Thursday, November 05, 2009

Shrines and Reliquaries


This is a picture of the piece I did for the Shrines and Reliquaries show at the Arts Center in Corvallis. This piece has a stump sculpted from polymer and painted then mounted on a base that uses techniques common in architectural or scale-railroad models. I used metal leaf gilding on the frame of the painting. There is a topo map lining the inside of the box. There are sewn cloth banners on the doors. I made the box from fir and it has a handle made of nylon rope and stitched leather.
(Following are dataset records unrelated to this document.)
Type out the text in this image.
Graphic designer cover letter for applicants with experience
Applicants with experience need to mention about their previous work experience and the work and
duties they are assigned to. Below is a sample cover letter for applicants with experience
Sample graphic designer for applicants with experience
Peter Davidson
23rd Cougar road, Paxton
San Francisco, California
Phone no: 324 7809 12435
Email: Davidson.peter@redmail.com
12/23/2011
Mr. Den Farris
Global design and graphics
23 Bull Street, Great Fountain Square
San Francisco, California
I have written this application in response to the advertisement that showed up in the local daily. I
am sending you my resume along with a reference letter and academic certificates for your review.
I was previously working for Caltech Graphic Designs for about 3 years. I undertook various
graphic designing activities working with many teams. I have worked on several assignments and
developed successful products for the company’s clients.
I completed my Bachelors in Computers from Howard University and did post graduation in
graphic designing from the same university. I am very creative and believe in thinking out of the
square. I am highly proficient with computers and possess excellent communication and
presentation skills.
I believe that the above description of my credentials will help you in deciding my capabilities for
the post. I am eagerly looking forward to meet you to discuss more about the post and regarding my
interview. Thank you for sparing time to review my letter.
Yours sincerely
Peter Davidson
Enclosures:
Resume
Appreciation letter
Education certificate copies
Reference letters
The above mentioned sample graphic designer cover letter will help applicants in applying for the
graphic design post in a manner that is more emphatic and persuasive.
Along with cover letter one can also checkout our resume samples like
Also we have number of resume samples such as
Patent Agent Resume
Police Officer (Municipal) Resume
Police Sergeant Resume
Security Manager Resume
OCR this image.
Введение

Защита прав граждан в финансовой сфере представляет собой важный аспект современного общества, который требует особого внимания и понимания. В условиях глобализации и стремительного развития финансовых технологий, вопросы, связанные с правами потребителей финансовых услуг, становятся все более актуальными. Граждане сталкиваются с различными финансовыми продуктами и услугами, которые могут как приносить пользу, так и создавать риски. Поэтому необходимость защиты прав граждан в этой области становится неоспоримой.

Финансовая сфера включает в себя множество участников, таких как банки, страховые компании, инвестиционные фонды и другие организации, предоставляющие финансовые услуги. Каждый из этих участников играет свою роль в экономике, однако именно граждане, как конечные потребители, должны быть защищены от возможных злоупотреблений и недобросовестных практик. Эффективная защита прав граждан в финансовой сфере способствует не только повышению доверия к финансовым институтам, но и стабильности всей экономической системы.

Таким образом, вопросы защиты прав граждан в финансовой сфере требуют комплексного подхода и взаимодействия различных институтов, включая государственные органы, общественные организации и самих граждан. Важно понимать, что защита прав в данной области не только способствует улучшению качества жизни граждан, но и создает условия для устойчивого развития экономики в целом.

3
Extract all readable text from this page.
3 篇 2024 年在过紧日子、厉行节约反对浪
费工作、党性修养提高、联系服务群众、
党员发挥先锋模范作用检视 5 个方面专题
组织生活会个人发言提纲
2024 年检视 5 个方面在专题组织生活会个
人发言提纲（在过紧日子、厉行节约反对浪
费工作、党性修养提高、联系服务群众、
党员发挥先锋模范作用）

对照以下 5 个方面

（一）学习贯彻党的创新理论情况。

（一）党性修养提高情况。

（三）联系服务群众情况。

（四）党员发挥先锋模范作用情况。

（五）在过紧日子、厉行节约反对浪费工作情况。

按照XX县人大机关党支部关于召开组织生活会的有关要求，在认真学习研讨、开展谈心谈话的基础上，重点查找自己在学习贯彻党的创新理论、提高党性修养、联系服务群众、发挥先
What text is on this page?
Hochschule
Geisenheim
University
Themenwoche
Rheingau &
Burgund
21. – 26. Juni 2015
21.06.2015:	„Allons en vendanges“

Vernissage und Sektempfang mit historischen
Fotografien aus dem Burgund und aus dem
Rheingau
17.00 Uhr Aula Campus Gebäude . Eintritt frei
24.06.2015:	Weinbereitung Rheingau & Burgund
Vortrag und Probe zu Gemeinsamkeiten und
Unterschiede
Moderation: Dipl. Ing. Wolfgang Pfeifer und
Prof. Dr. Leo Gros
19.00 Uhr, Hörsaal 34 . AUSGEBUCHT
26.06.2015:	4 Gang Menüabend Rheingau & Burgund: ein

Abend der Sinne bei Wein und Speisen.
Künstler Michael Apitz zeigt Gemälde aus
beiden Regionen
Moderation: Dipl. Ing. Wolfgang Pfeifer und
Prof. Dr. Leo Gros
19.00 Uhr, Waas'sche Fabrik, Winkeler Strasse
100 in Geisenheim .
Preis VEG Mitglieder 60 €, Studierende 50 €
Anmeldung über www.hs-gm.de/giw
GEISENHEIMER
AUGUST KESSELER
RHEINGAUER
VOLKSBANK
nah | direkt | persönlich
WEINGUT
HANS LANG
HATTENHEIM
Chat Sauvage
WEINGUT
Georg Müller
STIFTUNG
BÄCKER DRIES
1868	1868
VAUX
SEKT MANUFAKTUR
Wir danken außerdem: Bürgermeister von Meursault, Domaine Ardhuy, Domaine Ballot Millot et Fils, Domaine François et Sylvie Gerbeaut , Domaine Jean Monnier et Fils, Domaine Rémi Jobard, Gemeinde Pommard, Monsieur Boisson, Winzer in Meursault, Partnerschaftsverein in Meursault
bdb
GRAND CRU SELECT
I titled it Logger Priest's Portable Shrine. The idea comes from having heard of loggers who believe and feel that trees have a living spirit as we do ourselves. Each time a tree is cut the spirit is honored for its sacrifice. My contribution to the Shrines and Reliquaries show honors the spiritual connection of loggers to the forest. Borrowing the visual language of shrines in Christian art combined with the utilitarian tools of the logger I have created my own vision of a shrine that focuses the spirit of reverence for the forest. I am very sensitive to the environmental movement and feel a strain in the natural polarization of opinion on the subject. I see the concept of the tree harvester as priest a powerful Utopian notion. The weight of the sacrifice is carried by the one performing the sacrifice. And so entrusted by society to the sacred duty of providing wood while protecting the forest.